As someone working on professional development events for the History Program, I wanted to know which documents are most commonly required in applications so that we can develop talks and workshops to provide hands-on feedback concerning them.  Look for professional development events this spring related to drafting and revising the most critical documents early so that you can start the job search from September 1 with a portfolio of key documents, allowing you to tailor application letters and generate new, less commonly-required items as you apply.

Since there is not a standard application for academic jobs, each hiring committee or school lists the required documents in the job posting.  The documents can range from the universally-required cover letter and c.v. to one-of-a-kind statements about your future role in the school’s religious mission or diversity initiatives.

This is what one fairly standard job ad looks like (I found this on the American Historical Association’s job listings website):

To get a better sense of which documents are most commonly required for tenure-track positions in History this year, I looked at 27 job listings in a variety of fields and calculated the number of times each document was required.  Dividing that number by the total, I found the percentage chance that a given document would be required as part of a History tenure-track application.  This information is, of course, unscientific and liable to change in the future, but it does reflect the patterns I’ve seen this year while applying for jobs.

Observations and Trends

The Foundation: The Application Letter and C.V.
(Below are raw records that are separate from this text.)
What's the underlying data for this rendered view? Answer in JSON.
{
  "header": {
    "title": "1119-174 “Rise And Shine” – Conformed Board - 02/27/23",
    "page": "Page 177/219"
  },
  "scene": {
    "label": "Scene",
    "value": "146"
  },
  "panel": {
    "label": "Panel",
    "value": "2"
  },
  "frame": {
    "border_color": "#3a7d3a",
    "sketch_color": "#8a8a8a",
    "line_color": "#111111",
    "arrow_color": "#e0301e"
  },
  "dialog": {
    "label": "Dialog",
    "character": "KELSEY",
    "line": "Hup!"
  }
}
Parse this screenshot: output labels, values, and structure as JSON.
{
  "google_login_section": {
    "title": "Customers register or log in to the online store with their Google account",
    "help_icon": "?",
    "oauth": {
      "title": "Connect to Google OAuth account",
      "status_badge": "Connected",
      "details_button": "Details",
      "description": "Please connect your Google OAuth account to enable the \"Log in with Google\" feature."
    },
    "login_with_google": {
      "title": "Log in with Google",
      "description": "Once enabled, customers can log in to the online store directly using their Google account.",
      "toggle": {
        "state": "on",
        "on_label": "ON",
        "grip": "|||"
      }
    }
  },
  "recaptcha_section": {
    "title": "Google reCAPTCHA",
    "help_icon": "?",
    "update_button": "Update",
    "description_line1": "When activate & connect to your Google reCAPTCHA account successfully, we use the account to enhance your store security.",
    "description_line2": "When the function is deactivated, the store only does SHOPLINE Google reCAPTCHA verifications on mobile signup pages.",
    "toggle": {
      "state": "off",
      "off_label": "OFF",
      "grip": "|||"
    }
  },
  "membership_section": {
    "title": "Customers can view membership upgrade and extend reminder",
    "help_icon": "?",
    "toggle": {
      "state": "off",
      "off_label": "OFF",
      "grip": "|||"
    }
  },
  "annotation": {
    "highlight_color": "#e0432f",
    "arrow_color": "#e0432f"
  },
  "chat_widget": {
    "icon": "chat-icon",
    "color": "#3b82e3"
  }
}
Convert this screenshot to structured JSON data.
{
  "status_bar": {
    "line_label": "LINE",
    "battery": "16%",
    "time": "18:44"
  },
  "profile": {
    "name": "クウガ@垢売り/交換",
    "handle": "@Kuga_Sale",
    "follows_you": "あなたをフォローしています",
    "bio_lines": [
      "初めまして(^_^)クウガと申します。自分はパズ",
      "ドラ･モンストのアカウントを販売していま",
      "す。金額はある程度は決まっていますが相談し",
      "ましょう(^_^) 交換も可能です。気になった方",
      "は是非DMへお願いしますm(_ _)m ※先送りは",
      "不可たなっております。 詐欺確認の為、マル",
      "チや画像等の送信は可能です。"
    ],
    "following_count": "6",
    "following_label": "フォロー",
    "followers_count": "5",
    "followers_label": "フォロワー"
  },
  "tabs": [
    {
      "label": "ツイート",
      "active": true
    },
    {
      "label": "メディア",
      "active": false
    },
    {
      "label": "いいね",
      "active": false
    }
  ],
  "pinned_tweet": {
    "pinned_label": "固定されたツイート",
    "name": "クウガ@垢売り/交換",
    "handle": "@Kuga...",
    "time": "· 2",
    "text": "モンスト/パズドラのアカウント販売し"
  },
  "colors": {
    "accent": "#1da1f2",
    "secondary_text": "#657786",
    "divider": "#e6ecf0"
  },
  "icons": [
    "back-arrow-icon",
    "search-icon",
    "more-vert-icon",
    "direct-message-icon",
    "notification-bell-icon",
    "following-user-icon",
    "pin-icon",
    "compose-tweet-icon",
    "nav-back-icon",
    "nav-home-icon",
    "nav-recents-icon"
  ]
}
The application letter or cover letter (a misnomer, since they are now two-page, single-spaced documents packed with information about your research, teaching, and service) and c.v. serve as the foundation of the application package for all of the jobs sampled.

 

Letters of Recommendation vs. Contact Information for References

The majority of jobs required three confidential letters of reference.  One trend seen in 2012-2013 is requiring applicants to submit contact information for your references in online applications.  Your references are then e-mailed and expected to upload the letters–and they often have to deal with broken upload systems and confusing instructions.  This requires significant coordination with your recommenders and pre-planning—or a bit of advanced knowledge of how to use the Interfolio dossier service (look for details on that in a future blog post).

 

Writing Samples: Required More Often Than Not

More than half of the search committees required at least one writing sample.  Other committees will likely request writing samples within a few weeks of the deadline from those applicants being considered for interviews.  More search committees seem to want to see writing samples now than in the past—and a greater number of documents in general—which is possibly related to the development of electronic submission systems and portable, digital files rather than applications printed on bulky and heavy paper.

 

Teaching Evaluations and Sample Syllabi vs. A Statement of Teaching Philosophy

While most books and blogs about the academic job market discuss the statement of teaching philosophy as a common part of the application package, the listings sampled indicate that the teaching statement is not commonly required for academic jobs in History this year.  History search committees in general seem far less interested in statements about teaching and instead want evidence drawn from actual teaching experiences.  Sample syllabi and course evaluations (included in that category is “evidence of teaching effectiveness,” which can include course evaluations and/or sample syllabi) are far more commonly requested than teaching statements.  For information on how to present a report of your course evaluations, check out the model “evidence of teaching effectiveness” document in the job market resources and models PDF posted earlier on this blog.